The Brooklyn Nets have some decisions to make on whether or not to bring back some of their key players as the NBA offseason quickly approaches. Andre Drummond, LaMarcus Aldridge, Blake Griffin, Nic Claxton, Bruce Brown, Goran Dragic, and David Duke Jr. are all set to be free agents this offseason. Some of these players have been listed as a top priority for the Nets, like Bruce Brown. And others are believed to be of importance is Nic Claxton, as the Nets have taken the time to develop him since drafting the big man in the second round of the 2019 NBA Draft.
For a while, it was expected that the Nets would match any offers on Claxton, but recent reporting around the Nets’ salary situation could point to the center leaving as a restricted free agent.
The Nets have $154.1 million committed—when planning with the player options for Kyrie Irving and Patty Mills—for 2022-23 before accounting for the costs of signing their own free agents or bringing in reinforcements. ESPN’s Bobby Marks noted the price of bringing everyone back would be around $330 million between salary expenses and luxury tax penalties. So it’s safe to assume the Nets have to move on from some. Both Blake Griffin and LaMarcus Aldridge are expected to not be back in Brooklyn next season. So who is next?

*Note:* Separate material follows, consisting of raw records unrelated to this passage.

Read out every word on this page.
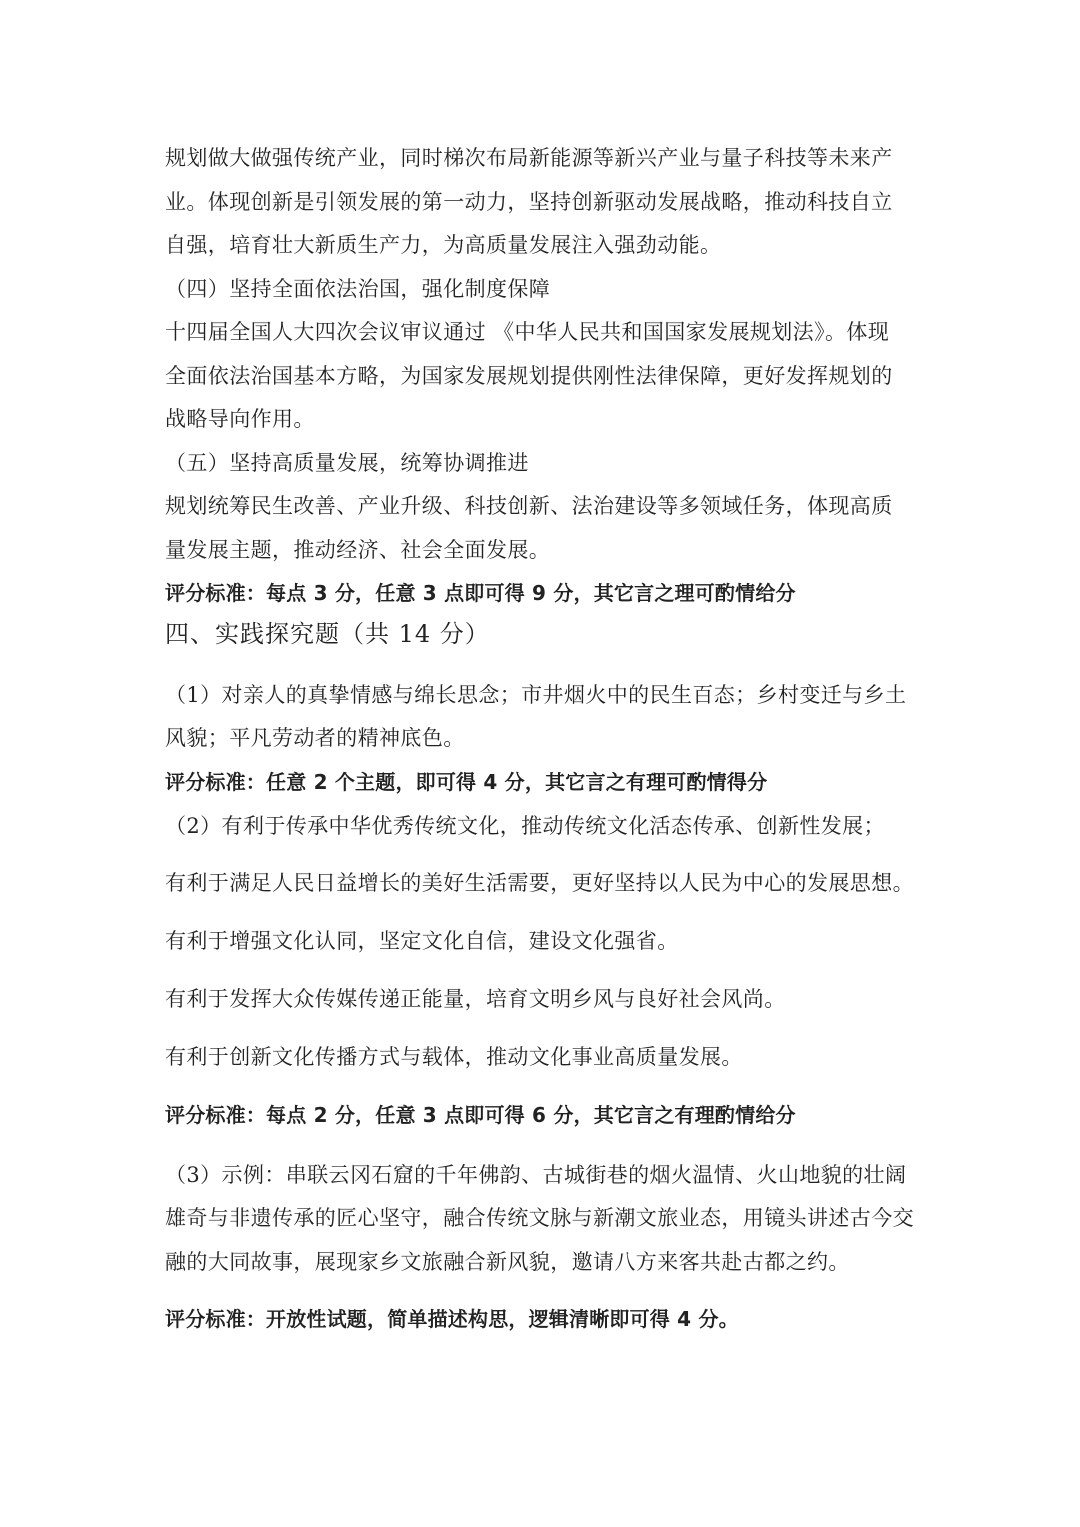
规划做大做强传统产业，同时梯次布局新能源等新兴产业与量子科技等未来产

业。体现创新是引领发展的第一动力，坚持创新驱动发展战略，推动科技自立

自强，培育壮大新质生产力，为高质量发展注入强劲动能。

（四）坚持全面依法治国，强化制度保障

十四届全国人大四次会议审议通过 《中华人民共和国国家发展规划法》。体现

全面依法治国基本方略，为国家发展规划提供刚性法律保障，更好发挥规划的

战略导向作用。

（五）坚持高质量发展，统筹协调推进

规划统筹民生改善、产业升级、科技创新、法治建设等多领域任务，体现高质

量发展主题，推动经济、社会全面发展。

评分标准：每点 3 分，任意 3 点即可得 9 分，其它言之理可酌情给分

四、实践探究题（共 14 分）

（1）对亲人的真挚情感与绵长思念；市井烟火中的民生百态；乡村变迁与乡土

风貌；平凡劳动者的精神底色。

评分标准：任意 2 个主题，即可得 4 分，其它言之有理可酌情得分

（2）有利于传承中华优秀传统文化，推动传统文化活态传承、创新性发展；

有利于满足人民日益增长的美好生活需要，更好坚持以人民为中心的发展思想。

有利于增强文化认同，坚定文化自信，建设文化强省。

有利于发挥大众传媒传递正能量，培育文明乡风与良好社会风尚。

有利于创新文化传播方式与载体，推动文化事业高质量发展。

评分标准：每点 2 分，任意 3 点即可得 6 分，其它言之有理酌情给分

（3）示例：串联云冈石窟的千年佛韵、古城街巷的烟火温情、火山地貌的壮阔

雄奇与非遗传承的匠心坚守，融合传统文脉与新潮文旅业态，用镜头讲述古今交

融的大同故事，展现家乡文旅融合新风貌，邀请八方来客共赴古都之约。

评分标准：开放性试题，简单描述构思，逻辑清晰即可得 4 分。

Would the Nets let Nic Claxton Walk?
A June 18 report from the Houston Chronicle‘s Jonathan Feigen confirmed that the Houston Rockets are interested in signing the young big man, especially after trading Christian Wood. He also added where the Nets may stand in their decision to bring back Claxton.
The Nets “are considered unlikely to match a mid-level offer” for Claxton, who’s eligible for restricted free agency. The full mid-level exception is projected to exceed $10 million next year. For a team like Houston or other rebuilding teams, spending money on a flyer like Claxton is a smart move. Give him a couple of seasons to prove what he can do before his next contract. For the Nets, whose championship window might be getting close, Claxton might not be the best move.
Another reason to believe that the Nets might not be all that committed to Claxton is that Kristian Winfield of the New York Daily News reported in February that Brooklyn was “working to move” Claxton prior to the NBA trade deadline.
Nic Claxton in Brooklyn
Nic Claxton has certainly improved in his time in Brooklyn, but has he improved enough to match any contract he may get as a restricted free agent? The big man is still a horrendous free throw shooter at 53.9 percent. His offense on a larger spectrum is also limited. You can’t count on any consistent contributions scoring. At one point, he was showing signs of developing a perimeter shot but shot only 2-for-12 from three last season. The signs aren’t there to suggest he can add anything more than that.
While he did average 7.3 points, 5.0 rebounds, and 1.1 blocks in 18.7 minutes per game, he also showcased an ability to be a capable defender with an ability to switch on defense. Is that enough to bring him back and match an MLE offer for him? It’s hard to say, but according to Feigen’s reporting, the Nets may not think so.